= March 1st Authorization =

Rejected 2003 Turkish government motion

The March 1st Authorization, officially titled "Authorization for the Government to Send the Turkish Armed Forces to Foreign Countries and to Allow Foreign Armed Forces to be Present in Turkey," is a parliamentary motion presented to the Turkish Grand National Assembly (TBMM) by the government on February 25, 2003, regarding the Iraq crisis, and was rejected in the general assembly.

== Content ==

The motion sought a 6-month authorization from the TBMM for the government, which is responsible to the Grand National Assembly for ensuring national security and preparing the Armed Forces for homeland defense under Article 117 of the Constitution, to:
- Send the Turkish Armed Forces to Northern Iraq;
- Use these forces in Northern Iraq as necessary to maintain effective deterrence under principles to be determined, and to make arrangements for the use of foreign military aircraft in Turkish airspace and to set the rules for such usage under Article 92 of the Constitution.

The motion proposed that a maximum of 62,000 foreign military personnel could stay in Turkey for 6 months, and that the foreign forces' air assets would be limited to 255 aircraft and 65 helicopters.

== Voting in the TBMM ==
In a speech, Önder Sav from the CHP opposed the motion, referring to American ships as "enemy ships". Ahmet Sever, in a work where he wrote as an advisor to Abdullah Gül, described the situation within the AK Party: "Notable figures like Beşir Atalay, Mehmet Aydın, Ertuğrul Yalçınbayır, Bülent Arınç, Zeki Ergezen, Azmi Ateş, and Kemalettin Göktaş were against the motion and were actively working against it within the party.
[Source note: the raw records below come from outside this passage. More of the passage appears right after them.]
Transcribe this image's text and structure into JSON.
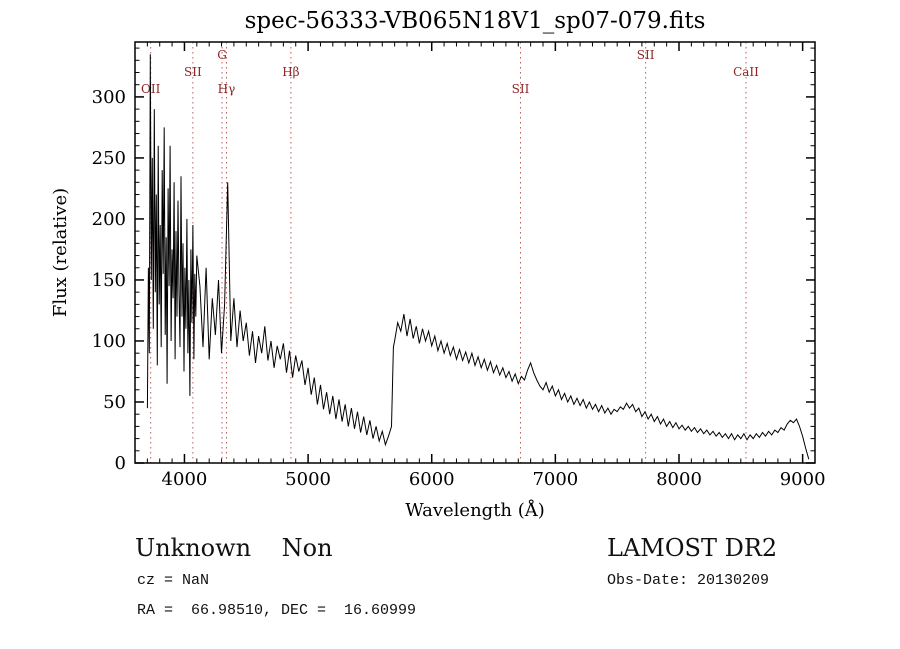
{
  "annotations": {
    "class_label": "Unknown    Non",
    "survey": "LAMOST DR2",
    "cz": "cz = NaN",
    "obs_date": "Obs-Date: 20130209",
    "ra_dec": "RA =  66.98510, DEC =  16.60999"
  },
  "chart_data": {
    "type": "line",
    "title": "spec-56333-VB065N18V1_sp07-079.fits",
    "xlabel": "Wavelength (Å)",
    "ylabel": "Flux (relative)",
    "xlim": [
      3600,
      9100
    ],
    "ylim": [
      0,
      345
    ],
    "x_major_ticks": [
      4000,
      5000,
      6000,
      7000,
      8000,
      9000
    ],
    "x_minor_step": 100,
    "y_major_ticks": [
      0,
      50,
      100,
      150,
      200,
      250,
      300
    ],
    "y_minor_step": 10,
    "grid": false,
    "legend": "none",
    "line_color": "#000000",
    "marker_color": "#bb5c5c",
    "spectral_lines": [
      {
        "label": "OII",
        "wavelength": 3727,
        "row": 2
      },
      {
        "label": "SII",
        "wavelength": 4068,
        "row": 1
      },
      {
        "label": "G",
        "wavelength": 4304,
        "row": 0
      },
      {
        "label": "Hγ",
        "wavelength": 4340,
        "row": 2
      },
      {
        "label": "Hβ",
        "wavelength": 4861,
        "row": 1
      },
      {
        "label": "SII",
        "wavelength": 6718,
        "row": 2
      },
      {
        "label": "SII",
        "wavelength": 7730,
        "row": 0
      },
      {
        "label": "CaII",
        "wavelength": 8542,
        "row": 1
      }
    ],
    "points": [
      [
        3700,
        45
      ],
      [
        3708,
        160
      ],
      [
        3716,
        90
      ],
      [
        3724,
        335
      ],
      [
        3732,
        150
      ],
      [
        3740,
        250
      ],
      [
        3748,
        110
      ],
      [
        3756,
        290
      ],
      [
        3764,
        140
      ],
      [
        3772,
        220
      ],
      [
        3780,
        80
      ],
      [
        3788,
        260
      ],
      [
        3796,
        130
      ],
      [
        3804,
        195
      ],
      [
        3812,
        95
      ],
      [
        3820,
        240
      ],
      [
        3828,
        155
      ],
      [
        3836,
        275
      ],
      [
        3844,
        105
      ],
      [
        3852,
        185
      ],
      [
        3860,
        65
      ],
      [
        3868,
        225
      ],
      [
        3876,
        145
      ],
      [
        3884,
        260
      ],
      [
        3892,
        100
      ],
      [
        3900,
        175
      ],
      [
        3908,
        135
      ],
      [
        3916,
        230
      ],
      [
        3924,
        85
      ],
      [
        3932,
        190
      ],
      [
        3940,
        120
      ],
      [
        3948,
        215
      ],
      [
        3956,
        140
      ],
      [
        3964,
        95
      ],
      [
        3972,
        235
      ],
      [
        3980,
        120
      ],
      [
        3988,
        180
      ],
      [
        3996,
        75
      ],
      [
        4004,
        160
      ],
      [
        4012,
        110
      ],
      [
        4020,
        200
      ],
      [
        4028,
        90
      ],
      [
        4036,
        150
      ],
      [
        4044,
        55
      ],
      [
        4052,
        175
      ],
      [
        4060,
        115
      ],
      [
        4068,
        195
      ],
      [
        4076,
        85
      ],
      [
        4084,
        155
      ],
      [
        4092,
        120
      ],
      [
        4100,
        170
      ],
      [
        4125,
        145
      ],
      [
        4150,
        95
      ],
      [
        4175,
        160
      ],
      [
        4200,
        85
      ],
      [
        4225,
        135
      ],
      [
        4250,
        105
      ],
      [
        4275,
        150
      ],
      [
        4300,
        90
      ],
      [
        4325,
        130
      ],
      [
        4350,
        230
      ],
      [
        4375,
        100
      ],
      [
        4400,
        135
      ],
      [
        4425,
        95
      ],
      [
        4450,
        125
      ],
      [
        4475,
        100
      ],
      [
        4500,
        115
      ],
      [
        4525,
        88
      ],
      [
        4550,
        108
      ],
      [
        4575,
        82
      ],
      [
        4600,
        104
      ],
      [
        4625,
        90
      ],
      [
        4650,
        112
      ],
      [
        4675,
        84
      ],
      [
        4700,
        100
      ],
      [
        4725,
        78
      ],
      [
        4750,
        96
      ],
      [
        4775,
        85
      ],
      [
        4800,
        98
      ],
      [
        4825,
        74
      ],
      [
        4850,
        92
      ],
      [
        4875,
        70
      ],
      [
        4900,
        88
      ],
      [
        4925,
        75
      ],
      [
        4950,
        84
      ],
      [
        4975,
        64
      ],
      [
        5000,
        78
      ],
      [
        5025,
        56
      ],
      [
        5050,
        70
      ],
      [
        5075,
        48
      ],
      [
        5100,
        64
      ],
      [
        5125,
        44
      ],
      [
        5150,
        58
      ],
      [
        5175,
        40
      ],
      [
        5200,
        55
      ],
      [
        5225,
        36
      ],
      [
        5250,
        52
      ],
      [
        5275,
        34
      ],
      [
        5300,
        48
      ],
      [
        5325,
        30
      ],
      [
        5350,
        45
      ],
      [
        5375,
        28
      ],
      [
        5400,
        42
      ],
      [
        5425,
        25
      ],
      [
        5450,
        38
      ],
      [
        5475,
        23
      ],
      [
        5500,
        35
      ],
      [
        5525,
        20
      ],
      [
        5550,
        30
      ],
      [
        5575,
        18
      ],
      [
        5600,
        26
      ],
      [
        5625,
        15
      ],
      [
        5650,
        22
      ],
      [
        5675,
        30
      ],
      [
        5690,
        95
      ],
      [
        5700,
        100
      ],
      [
        5725,
        115
      ],
      [
        5750,
        108
      ],
      [
        5775,
        122
      ],
      [
        5800,
        104
      ],
      [
        5825,
        118
      ],
      [
        5850,
        102
      ],
      [
        5875,
        112
      ],
      [
        5900,
        98
      ],
      [
        5925,
        110
      ],
      [
        5950,
        100
      ],
      [
        5975,
        108
      ],
      [
        6000,
        96
      ],
      [
        6025,
        104
      ],
      [
        6050,
        92
      ],
      [
        6075,
        100
      ],
      [
        6100,
        90
      ],
      [
        6125,
        98
      ],
      [
        6150,
        88
      ],
      [
        6175,
        95
      ],
      [
        6200,
        85
      ],
      [
        6225,
        93
      ],
      [
        6250,
        84
      ],
      [
        6275,
        91
      ],
      [
        6300,
        82
      ],
      [
        6325,
        90
      ],
      [
        6350,
        80
      ],
      [
        6375,
        87
      ],
      [
        6400,
        78
      ],
      [
        6425,
        85
      ],
      [
        6450,
        76
      ],
      [
        6475,
        83
      ],
      [
        6500,
        74
      ],
      [
        6525,
        80
      ],
      [
        6550,
        72
      ],
      [
        6575,
        78
      ],
      [
        6600,
        70
      ],
      [
        6625,
        75
      ],
      [
        6650,
        67
      ],
      [
        6675,
        73
      ],
      [
        6700,
        65
      ],
      [
        6725,
        71
      ],
      [
        6750,
        68
      ],
      [
        6775,
        76
      ],
      [
        6800,
        82
      ],
      [
        6825,
        74
      ],
      [
        6850,
        68
      ],
      [
        6875,
        63
      ],
      [
        6900,
        60
      ],
      [
        6925,
        66
      ],
      [
        6950,
        58
      ],
      [
        6975,
        63
      ],
      [
        7000,
        55
      ],
      [
        7025,
        60
      ],
      [
        7050,
        52
      ],
      [
        7075,
        57
      ],
      [
        7100,
        50
      ],
      [
        7125,
        55
      ],
      [
        7150,
        48
      ],
      [
        7175,
        53
      ],
      [
        7200,
        47
      ],
      [
        7225,
        52
      ],
      [
        7250,
        45
      ],
      [
        7275,
        50
      ],
      [
        7300,
        44
      ],
      [
        7325,
        48
      ],
      [
        7350,
        42
      ],
      [
        7375,
        47
      ],
      [
        7400,
        41
      ],
      [
        7425,
        45
      ],
      [
        7450,
        40
      ],
      [
        7475,
        44
      ],
      [
        7500,
        42
      ],
      [
        7525,
        46
      ],
      [
        7550,
        44
      ],
      [
        7575,
        49
      ],
      [
        7600,
        45
      ],
      [
        7625,
        48
      ],
      [
        7650,
        42
      ],
      [
        7675,
        45
      ],
      [
        7700,
        38
      ],
      [
        7725,
        42
      ],
      [
        7750,
        36
      ],
      [
        7775,
        40
      ],
      [
        7800,
        34
      ],
      [
        7825,
        38
      ],
      [
        7850,
        32
      ],
      [
        7875,
        36
      ],
      [
        7900,
        30
      ],
      [
        7925,
        34
      ],
      [
        7950,
        29
      ],
      [
        7975,
        33
      ],
      [
        8000,
        28
      ],
      [
        8025,
        31
      ],
      [
        8050,
        27
      ],
      [
        8075,
        30
      ],
      [
        8100,
        26
      ],
      [
        8125,
        29
      ],
      [
        8150,
        25
      ],
      [
        8175,
        28
      ],
      [
        8200,
        24
      ],
      [
        8225,
        27
      ],
      [
        8250,
        23
      ],
      [
        8275,
        26
      ],
      [
        8300,
        22
      ],
      [
        8325,
        25
      ],
      [
        8350,
        21
      ],
      [
        8375,
        24
      ],
      [
        8400,
        20
      ],
      [
        8425,
        24
      ],
      [
        8450,
        19
      ],
      [
        8475,
        23
      ],
      [
        8500,
        20
      ],
      [
        8525,
        24
      ],
      [
        8550,
        19
      ],
      [
        8575,
        23
      ],
      [
        8600,
        20
      ],
      [
        8625,
        24
      ],
      [
        8650,
        21
      ],
      [
        8675,
        25
      ],
      [
        8700,
        22
      ],
      [
        8725,
        26
      ],
      [
        8750,
        23
      ],
      [
        8775,
        27
      ],
      [
        8800,
        25
      ],
      [
        8825,
        29
      ],
      [
        8850,
        27
      ],
      [
        8875,
        32
      ],
      [
        8900,
        35
      ],
      [
        8925,
        33
      ],
      [
        8950,
        36
      ],
      [
        8975,
        30
      ],
      [
        9000,
        22
      ],
      [
        9025,
        12
      ],
      [
        9050,
        3
      ]
    ]
  }
}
Recep Tayyip Erdoğan, on the other hand, emphasized that the motion had to be passed in the parliament." "Cüneyt Zapsu, Ömer Çelik, and Egemen Bağış were working hard for the acceptance of the motion. Zapsu, in particular, was in constant contact with the US Deputy Secretary of Defense Paul Wolfowitz." In the voting, 533 members of parliament participated, with 250 votes against, 264 votes in favor, and 19 abstentions. However, the motion did not reach the required 267 majority according to Article 96 of the Constitution. Therefore, the motion was considered rejected.

== Rejection and Effects ==

The rejection of the motion caused disappointment among Americans. Unable to use Turkish airspace, ports, and territories, the United States faced a significant failure during the Iraq invasion, resulting in heavy economic and social costs.

However, it would be incorrect to attribute all of the US's military difficulties solely to the March 1st Authorization. The United States Armed Forces executed the Iraq invasion through different military bases in various countries by air and amphibious operations from the south of the country. Air-strike and close-support operations were carried out entirely from aircraft carriers and air bases in Saudi Arabia; long-range strategic bombing operations were conducted from RAF Lakenheath in the UK and the Diego Garcia base in the Indian Ocean. İncirlik was important not as a launch point for US fighter aircraft, as was the case in the First Gulf War, but as a logistical and transit point.

President Bush and his team faced significant criticism from the American public and encountered unexpected levels of civilian resistance in Iraq.

It is claimed that the Baghdad Mall Incident that occurred after the rejection of the motion was a form of retaliation for the parliamentary decision.

President Recep Tayyip Erdoğan stated in a 2016 statement, "We do not want to make the same mistake in Syria as we did in Iraq. I supported the March 1st Authorization; those who opposed it did not express it openly. Some engaged in secret lobbying. You can investigate and find out who those people were. If the March 1st Authorization had been accepted at the beginning, Turkey would have been at the table regarding Iraq. If it had passed at the beginning, Turkey would have been at the table."